L’appel du Prof. Pitché : préserver les acquis face à la baisse des financements
C’est précisément sur cette question que le Coordonnateur du SP/CNLS-IST tire la sonnette d’alarme. Dans son avant-propos, le Prof Vincent P. Pitché souligne que 2025 a été marquée par « l’accélération du rétrécissement » du financement international, avec des répercussions sur la mise en œuvre des interventions contre le VIH. Pour l’acteur sanitaire togolais, le défi des prochaines années ne consiste plus seulement à obtenir des résultats, mais surtout à pérenniser ceux déjà obtenus dans un environnement où les financements disponibles sont appelés à se contracter. Le rapport souligne notamment que le nouveau cycle du Fonds mondial pour 2027-2029 confirme cette tendance. Le message porté par le responsable du CNLS-IST est donc clair : la mobilisation de ressources suffisantes et leur utilisation efficiente deviennent indispensables pour maintenir la dynamique actuelle et poursuivre la marche vers l’élimination du Sida comme problème de santé publique en 2030.

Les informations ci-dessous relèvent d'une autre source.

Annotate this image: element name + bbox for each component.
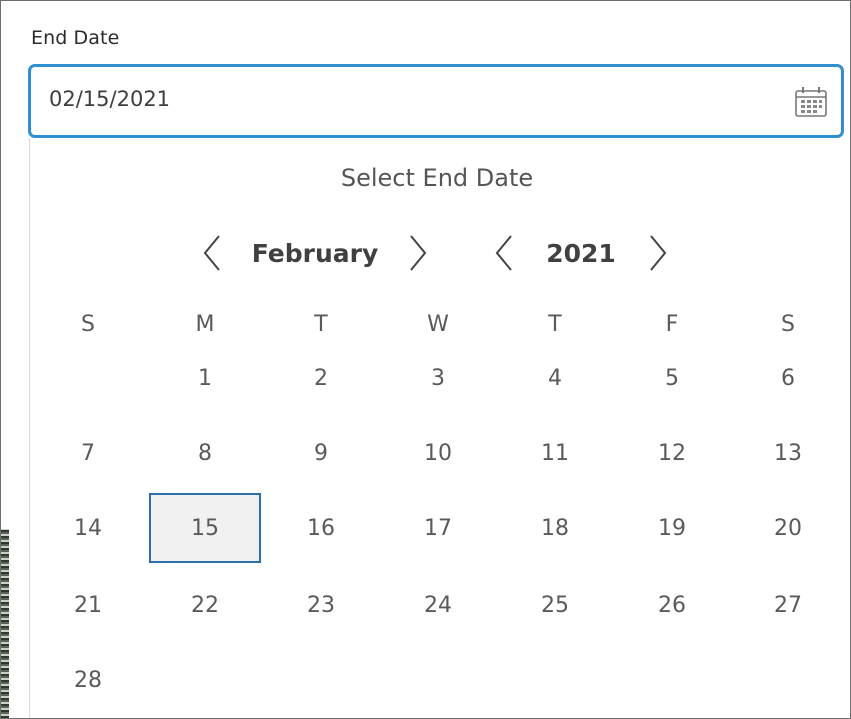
end-date-field[interactable] bbox=[28, 64, 844, 138]
day-cell[interactable]: 3 bbox=[380, 364, 496, 394]
weekday-header: W bbox=[427, 312, 449, 337]
weekday-header: M bbox=[195, 312, 215, 337]
background-image-strip bbox=[1, 529, 9, 718]
day-cell[interactable]: 6 bbox=[730, 364, 846, 394]
day-cell[interactable]: 18 bbox=[497, 514, 613, 544]
day-cell[interactable]: 12 bbox=[614, 439, 730, 469]
next-month-button[interactable] bbox=[404, 233, 432, 273]
prev-year-button[interactable] bbox=[490, 233, 518, 273]
day-cell[interactable]: 4 bbox=[497, 364, 613, 394]
day-cell[interactable]: 13 bbox=[730, 439, 846, 469]
day-cell[interactable]: 19 bbox=[614, 514, 730, 544]
calendar-dropdown: Select End Date February 2021 S M T W T … bbox=[29, 138, 844, 718]
day-cell[interactable]: 23 bbox=[263, 591, 379, 621]
end-date-input[interactable] bbox=[49, 87, 749, 111]
day-cell[interactable]: 20 bbox=[730, 514, 846, 544]
year-navigator: 2021 bbox=[490, 231, 672, 275]
day-cell[interactable]: 25 bbox=[497, 591, 613, 621]
month-label: February bbox=[251, 238, 379, 268]
day-cell[interactable]: 5 bbox=[614, 364, 730, 394]
day-cell[interactable]: 28 bbox=[30, 666, 146, 696]
weekday-header: S bbox=[781, 312, 795, 337]
weekday-header: F bbox=[665, 312, 679, 337]
day-cell-selected[interactable]: 15 bbox=[147, 514, 263, 544]
day-cell[interactable]: 17 bbox=[380, 514, 496, 544]
prev-month-button[interactable] bbox=[198, 233, 226, 273]
weekday-header: S bbox=[81, 312, 95, 337]
day-cell[interactable]: 9 bbox=[263, 439, 379, 469]
chevron-right-icon bbox=[410, 235, 427, 271]
day-cell[interactable]: 10 bbox=[380, 439, 496, 469]
day-cell[interactable]: 24 bbox=[380, 591, 496, 621]
day-cell[interactable]: 11 bbox=[497, 439, 613, 469]
date-picker-window: End Date Select End Date bbox=[0, 0, 851, 719]
day-cell[interactable]: 2 bbox=[263, 364, 379, 394]
day-cell[interactable]: 26 bbox=[614, 591, 730, 621]
day-cell[interactable]: 1 bbox=[147, 364, 263, 394]
end-date-label: End Date bbox=[31, 27, 120, 49]
day-cell[interactable]: 7 bbox=[30, 439, 146, 469]
weekday-header: T bbox=[548, 312, 562, 337]
chevron-right-icon bbox=[650, 235, 667, 271]
chevron-left-icon bbox=[495, 235, 512, 271]
day-cell[interactable]: 22 bbox=[147, 591, 263, 621]
chevron-left-icon bbox=[203, 235, 220, 271]
day-cell[interactable]: 14 bbox=[30, 514, 146, 544]
next-year-button[interactable] bbox=[644, 233, 672, 273]
picker-title: Select End Date bbox=[340, 164, 534, 192]
day-cell[interactable]: 21 bbox=[30, 591, 146, 621]
day-cell[interactable]: 16 bbox=[263, 514, 379, 544]
year-label: 2021 bbox=[546, 238, 616, 268]
day-cell[interactable]: 27 bbox=[730, 591, 846, 621]
month-navigator: February bbox=[198, 231, 432, 275]
day-cell[interactable]: 8 bbox=[147, 439, 263, 469]
weekday-header: T bbox=[314, 312, 328, 337]
calendar-icon[interactable] bbox=[793, 85, 829, 119]
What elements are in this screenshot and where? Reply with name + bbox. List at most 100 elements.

Des défis qui appellent une réponse renforcée
Le rapport identifie plusieurs autres défis : l’insuffisante intégration des services VIH et de santé sexuelle destinés aux adolescents, les difficultés de continuité des soins pour certaines populations mobiles, les ruptures périodiques d’intrants pour les IST et la faible couverture du diagnostic précoce chez les enfants nés de mères séropositives. La lutte contre les violences basées sur le genre, la stigmatisation et la discrimination reste également un enjeu majeur. Le rapport estime que l’accompagnement social et judiciaire des victimes, notamment des personnes vivant avec le VIH et des populations clés, doit encore être renforcé.
Cap sur 2030
Au terme de l’exercice 2025, le Togo se trouve donc à un moment charnière. Les progrès enregistrés sous la coordination du CNLS-IST sont significatifs : baisse des nouvelles infections et des décès, amélioration de la connaissance du statut sérologique, forte couverture thérapeutique et renforcement des mécanismes de prévention. Mais pour le Prof Vincent Palokinam Pitché, la performance sanitaire ne pourra être durable sans une stratégie solide de financement et de gouvernance. Le rapport annuel 2025 apparaît ainsi moins comme un simple bilan que comme une feuille de route pour consolider les acquis, corriger les insuffisances et préparer l’après-2025. L’objectif demeure ambitieux : faire du Togo un pays où le VIH ne constitue plus un problème de santé publique à l’horizon 2030. Une ambition qui repose désormais sur la capacité collective à maintenir le financement, renforcer les interventions ciblées et placer les populations les plus vulnérables au cœur de la riposte.